Recently, I read a short story, “The Drug Addict and the Bomb” by Egyptian writer, Naguib Mahfuiz. The story, written decades ago—probably during the regime of King Farouk—features Ayyub, a 30-year-old Egyptian man stoned on drugs. A crowd of revolutionists erupts into the street where Ayyub sits drowsing. Soldiers appear chasing the demonstrators. One demonstrator strikes the officer in charge and runs off. The street clears of everyone but Ayyub who sits sleepily laughing at the scene. He is arrested and accused of striking the officer. While he protests his innocence, a bomb explodes a few blocks away. Ayyub refuses to confess, is beaten and taken to the police station where he is also accused of exploding the bomb. Ayyub is beaten and tortured to extract a confession, then sentenced to prison.

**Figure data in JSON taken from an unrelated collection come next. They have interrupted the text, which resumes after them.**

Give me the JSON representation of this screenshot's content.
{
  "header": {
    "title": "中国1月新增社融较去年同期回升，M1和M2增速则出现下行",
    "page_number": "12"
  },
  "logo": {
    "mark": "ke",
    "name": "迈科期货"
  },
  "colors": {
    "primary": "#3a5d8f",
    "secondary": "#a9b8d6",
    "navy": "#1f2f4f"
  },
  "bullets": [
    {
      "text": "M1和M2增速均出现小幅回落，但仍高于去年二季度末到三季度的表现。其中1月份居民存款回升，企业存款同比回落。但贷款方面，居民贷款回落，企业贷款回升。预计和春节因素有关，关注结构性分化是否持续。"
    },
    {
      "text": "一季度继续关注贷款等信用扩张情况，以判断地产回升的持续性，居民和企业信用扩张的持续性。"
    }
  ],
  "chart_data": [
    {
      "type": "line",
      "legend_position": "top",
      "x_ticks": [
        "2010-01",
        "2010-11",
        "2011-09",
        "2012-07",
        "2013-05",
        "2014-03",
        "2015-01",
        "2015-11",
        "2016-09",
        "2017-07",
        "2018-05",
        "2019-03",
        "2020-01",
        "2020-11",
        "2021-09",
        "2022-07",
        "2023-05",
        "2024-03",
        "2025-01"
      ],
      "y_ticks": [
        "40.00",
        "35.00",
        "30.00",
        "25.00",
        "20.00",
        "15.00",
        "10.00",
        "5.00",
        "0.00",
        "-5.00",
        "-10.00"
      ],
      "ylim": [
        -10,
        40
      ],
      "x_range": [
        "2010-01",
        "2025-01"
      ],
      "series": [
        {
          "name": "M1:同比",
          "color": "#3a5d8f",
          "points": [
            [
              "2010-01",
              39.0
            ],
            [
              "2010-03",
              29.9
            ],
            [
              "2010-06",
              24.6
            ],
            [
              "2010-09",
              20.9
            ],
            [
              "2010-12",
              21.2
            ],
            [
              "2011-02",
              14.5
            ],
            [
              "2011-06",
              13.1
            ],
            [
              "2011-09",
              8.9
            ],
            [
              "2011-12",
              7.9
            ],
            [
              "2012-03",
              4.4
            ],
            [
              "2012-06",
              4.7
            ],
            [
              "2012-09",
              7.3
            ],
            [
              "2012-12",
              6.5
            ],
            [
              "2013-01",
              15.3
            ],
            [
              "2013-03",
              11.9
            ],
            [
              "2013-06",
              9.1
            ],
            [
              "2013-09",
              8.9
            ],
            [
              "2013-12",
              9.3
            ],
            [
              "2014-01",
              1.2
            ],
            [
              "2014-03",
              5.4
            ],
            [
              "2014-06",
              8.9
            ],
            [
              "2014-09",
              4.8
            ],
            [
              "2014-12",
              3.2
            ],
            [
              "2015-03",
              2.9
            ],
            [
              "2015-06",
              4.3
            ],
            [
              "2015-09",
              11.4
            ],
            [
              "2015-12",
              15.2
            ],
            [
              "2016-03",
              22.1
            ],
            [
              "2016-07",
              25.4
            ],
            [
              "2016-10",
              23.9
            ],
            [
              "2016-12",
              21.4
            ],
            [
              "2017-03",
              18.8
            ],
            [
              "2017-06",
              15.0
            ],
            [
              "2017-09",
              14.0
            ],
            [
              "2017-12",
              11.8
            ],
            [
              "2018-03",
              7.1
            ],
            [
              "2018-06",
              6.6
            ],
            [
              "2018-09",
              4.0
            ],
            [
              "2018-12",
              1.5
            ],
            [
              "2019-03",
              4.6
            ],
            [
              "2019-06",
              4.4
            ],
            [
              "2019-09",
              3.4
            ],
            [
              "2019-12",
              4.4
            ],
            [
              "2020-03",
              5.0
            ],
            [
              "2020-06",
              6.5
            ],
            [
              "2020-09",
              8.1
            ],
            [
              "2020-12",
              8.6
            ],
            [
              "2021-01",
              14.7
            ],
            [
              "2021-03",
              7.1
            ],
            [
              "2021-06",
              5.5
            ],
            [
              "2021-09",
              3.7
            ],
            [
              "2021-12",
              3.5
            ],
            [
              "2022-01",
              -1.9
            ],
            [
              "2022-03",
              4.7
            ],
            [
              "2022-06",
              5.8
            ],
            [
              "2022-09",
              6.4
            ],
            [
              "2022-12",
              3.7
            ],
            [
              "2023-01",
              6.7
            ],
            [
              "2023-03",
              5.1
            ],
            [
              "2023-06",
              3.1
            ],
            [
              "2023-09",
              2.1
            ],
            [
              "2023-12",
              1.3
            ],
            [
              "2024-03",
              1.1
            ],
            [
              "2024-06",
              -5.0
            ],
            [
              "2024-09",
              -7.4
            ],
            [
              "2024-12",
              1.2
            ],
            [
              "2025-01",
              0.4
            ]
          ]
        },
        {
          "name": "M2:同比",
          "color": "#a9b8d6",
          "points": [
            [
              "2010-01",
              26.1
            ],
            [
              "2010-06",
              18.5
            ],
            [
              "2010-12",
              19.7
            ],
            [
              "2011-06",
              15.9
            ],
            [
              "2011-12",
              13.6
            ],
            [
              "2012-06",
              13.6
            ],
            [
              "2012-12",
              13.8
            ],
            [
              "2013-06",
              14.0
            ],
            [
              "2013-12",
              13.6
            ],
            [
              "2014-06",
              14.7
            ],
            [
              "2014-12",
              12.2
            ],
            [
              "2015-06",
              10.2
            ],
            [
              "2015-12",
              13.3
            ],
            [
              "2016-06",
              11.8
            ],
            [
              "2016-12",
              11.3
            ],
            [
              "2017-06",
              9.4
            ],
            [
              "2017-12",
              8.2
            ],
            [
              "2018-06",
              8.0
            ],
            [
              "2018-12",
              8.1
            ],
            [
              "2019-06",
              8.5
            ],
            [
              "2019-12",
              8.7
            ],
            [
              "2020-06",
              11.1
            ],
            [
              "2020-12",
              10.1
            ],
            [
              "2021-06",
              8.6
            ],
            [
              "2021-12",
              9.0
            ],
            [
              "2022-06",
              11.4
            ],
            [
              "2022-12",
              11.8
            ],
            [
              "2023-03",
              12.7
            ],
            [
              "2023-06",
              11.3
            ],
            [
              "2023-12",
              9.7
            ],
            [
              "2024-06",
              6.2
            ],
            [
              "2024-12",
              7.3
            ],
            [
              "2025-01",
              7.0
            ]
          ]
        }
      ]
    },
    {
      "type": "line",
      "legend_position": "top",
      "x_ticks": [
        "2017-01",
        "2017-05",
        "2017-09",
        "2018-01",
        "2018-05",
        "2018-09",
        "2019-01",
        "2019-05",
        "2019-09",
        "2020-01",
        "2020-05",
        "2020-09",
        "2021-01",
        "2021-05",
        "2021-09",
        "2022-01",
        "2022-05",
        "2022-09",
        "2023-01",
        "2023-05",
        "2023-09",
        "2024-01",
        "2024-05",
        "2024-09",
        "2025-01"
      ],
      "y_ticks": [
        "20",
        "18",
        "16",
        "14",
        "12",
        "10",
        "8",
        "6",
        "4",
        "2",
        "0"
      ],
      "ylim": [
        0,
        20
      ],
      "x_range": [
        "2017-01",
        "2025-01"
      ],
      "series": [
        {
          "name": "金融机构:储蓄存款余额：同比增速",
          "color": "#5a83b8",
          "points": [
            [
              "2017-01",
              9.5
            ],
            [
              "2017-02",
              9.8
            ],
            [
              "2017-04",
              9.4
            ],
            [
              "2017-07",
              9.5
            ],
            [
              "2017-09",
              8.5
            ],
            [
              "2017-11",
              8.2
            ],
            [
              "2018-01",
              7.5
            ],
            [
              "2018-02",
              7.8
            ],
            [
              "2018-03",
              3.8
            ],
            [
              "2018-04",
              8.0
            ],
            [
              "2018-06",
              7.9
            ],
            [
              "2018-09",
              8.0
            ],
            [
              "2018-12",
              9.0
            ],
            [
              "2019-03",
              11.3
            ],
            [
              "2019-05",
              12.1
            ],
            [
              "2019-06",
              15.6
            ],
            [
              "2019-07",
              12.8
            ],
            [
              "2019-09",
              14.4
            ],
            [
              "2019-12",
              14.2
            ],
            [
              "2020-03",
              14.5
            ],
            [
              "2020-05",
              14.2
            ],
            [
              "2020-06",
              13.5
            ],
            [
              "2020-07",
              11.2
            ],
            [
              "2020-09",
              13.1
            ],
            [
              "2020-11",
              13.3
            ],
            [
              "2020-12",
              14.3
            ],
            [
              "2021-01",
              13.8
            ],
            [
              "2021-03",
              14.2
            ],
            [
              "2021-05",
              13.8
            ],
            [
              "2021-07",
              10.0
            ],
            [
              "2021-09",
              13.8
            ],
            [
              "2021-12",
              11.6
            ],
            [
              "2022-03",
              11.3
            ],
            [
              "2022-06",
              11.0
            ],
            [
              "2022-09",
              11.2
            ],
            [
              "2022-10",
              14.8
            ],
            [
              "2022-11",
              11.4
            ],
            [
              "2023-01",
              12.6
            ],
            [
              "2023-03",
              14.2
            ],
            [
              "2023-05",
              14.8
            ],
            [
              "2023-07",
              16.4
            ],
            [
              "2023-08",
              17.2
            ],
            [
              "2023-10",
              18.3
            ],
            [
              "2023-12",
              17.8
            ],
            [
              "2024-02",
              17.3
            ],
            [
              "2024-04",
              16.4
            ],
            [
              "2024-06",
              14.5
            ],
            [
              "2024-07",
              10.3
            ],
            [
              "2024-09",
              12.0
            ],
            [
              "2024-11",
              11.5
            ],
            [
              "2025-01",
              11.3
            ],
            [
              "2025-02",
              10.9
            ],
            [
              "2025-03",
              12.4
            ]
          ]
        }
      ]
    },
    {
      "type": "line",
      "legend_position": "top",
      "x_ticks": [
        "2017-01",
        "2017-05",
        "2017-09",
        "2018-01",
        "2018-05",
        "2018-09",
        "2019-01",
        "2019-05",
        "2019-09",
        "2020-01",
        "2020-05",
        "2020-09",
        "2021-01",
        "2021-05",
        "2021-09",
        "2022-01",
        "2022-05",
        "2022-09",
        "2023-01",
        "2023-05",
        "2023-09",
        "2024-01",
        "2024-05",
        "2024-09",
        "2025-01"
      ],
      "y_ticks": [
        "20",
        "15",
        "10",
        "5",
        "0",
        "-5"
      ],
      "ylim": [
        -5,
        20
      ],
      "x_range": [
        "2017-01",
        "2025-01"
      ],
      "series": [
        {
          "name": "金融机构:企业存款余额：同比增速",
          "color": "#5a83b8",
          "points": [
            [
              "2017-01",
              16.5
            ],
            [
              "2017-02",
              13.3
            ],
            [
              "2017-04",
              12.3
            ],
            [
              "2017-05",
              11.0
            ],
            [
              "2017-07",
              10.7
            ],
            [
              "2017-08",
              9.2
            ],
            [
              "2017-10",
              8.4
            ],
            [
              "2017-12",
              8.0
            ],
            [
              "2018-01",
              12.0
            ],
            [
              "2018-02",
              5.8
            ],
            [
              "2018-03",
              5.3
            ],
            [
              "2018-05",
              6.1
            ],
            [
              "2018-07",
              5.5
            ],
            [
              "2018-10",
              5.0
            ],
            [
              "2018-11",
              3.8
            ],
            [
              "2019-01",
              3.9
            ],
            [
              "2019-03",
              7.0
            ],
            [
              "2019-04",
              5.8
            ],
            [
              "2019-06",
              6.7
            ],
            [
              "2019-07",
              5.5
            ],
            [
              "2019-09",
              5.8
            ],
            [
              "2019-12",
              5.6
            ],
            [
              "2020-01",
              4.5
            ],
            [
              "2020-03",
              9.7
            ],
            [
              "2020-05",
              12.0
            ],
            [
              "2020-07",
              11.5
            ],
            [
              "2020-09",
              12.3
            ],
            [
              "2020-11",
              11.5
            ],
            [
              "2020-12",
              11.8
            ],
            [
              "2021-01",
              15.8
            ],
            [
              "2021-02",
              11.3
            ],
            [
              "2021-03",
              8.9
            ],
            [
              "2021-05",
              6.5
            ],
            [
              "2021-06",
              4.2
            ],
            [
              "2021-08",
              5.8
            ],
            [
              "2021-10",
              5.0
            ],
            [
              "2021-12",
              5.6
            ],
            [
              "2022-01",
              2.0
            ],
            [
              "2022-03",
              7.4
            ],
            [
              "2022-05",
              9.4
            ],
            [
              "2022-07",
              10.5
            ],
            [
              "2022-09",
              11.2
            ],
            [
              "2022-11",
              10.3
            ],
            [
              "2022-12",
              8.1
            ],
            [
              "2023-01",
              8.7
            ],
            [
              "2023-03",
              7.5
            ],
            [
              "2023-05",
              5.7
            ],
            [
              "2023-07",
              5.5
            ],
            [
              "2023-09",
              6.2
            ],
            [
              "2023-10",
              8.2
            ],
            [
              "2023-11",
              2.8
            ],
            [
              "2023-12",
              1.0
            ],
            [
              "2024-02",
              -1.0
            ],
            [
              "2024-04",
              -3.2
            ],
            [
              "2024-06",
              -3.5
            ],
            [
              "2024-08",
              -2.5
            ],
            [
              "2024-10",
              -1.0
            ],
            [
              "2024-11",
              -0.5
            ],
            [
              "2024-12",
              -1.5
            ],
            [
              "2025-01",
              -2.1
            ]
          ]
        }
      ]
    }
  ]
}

This story seemed eerily familiar as I recalled the invasion of Afghanistan in 2001 and the round up of any males in the areas where foreign troops invaded. But this time, it wasn’t the henchmen of a corrupt dictator casting a broad net and demanding confessions and information from anyone caught in the fray. This time it was our country and our allies who beat and tortured to coerce confessions or information and then detained prisoners without charge for years at Guantanamo. The photos of American soldiers humiliating and torturing prisoners at Abu Ghraib and other prisons followed as we pursued the Iraq War. Now we have WikiLeaks documenting vile, disgusting torture our Iraqi allies perpetrated on detainees while Americans looked on and did nothing.
America has always stood for fighting against tyranny and oppression and for freedom and human dignity. If we adopt the tactics of the enemy—what are we fighting for? Maybe it’s not the economy that is depressing Americans. Maybe it’s our loss of the moral high ground.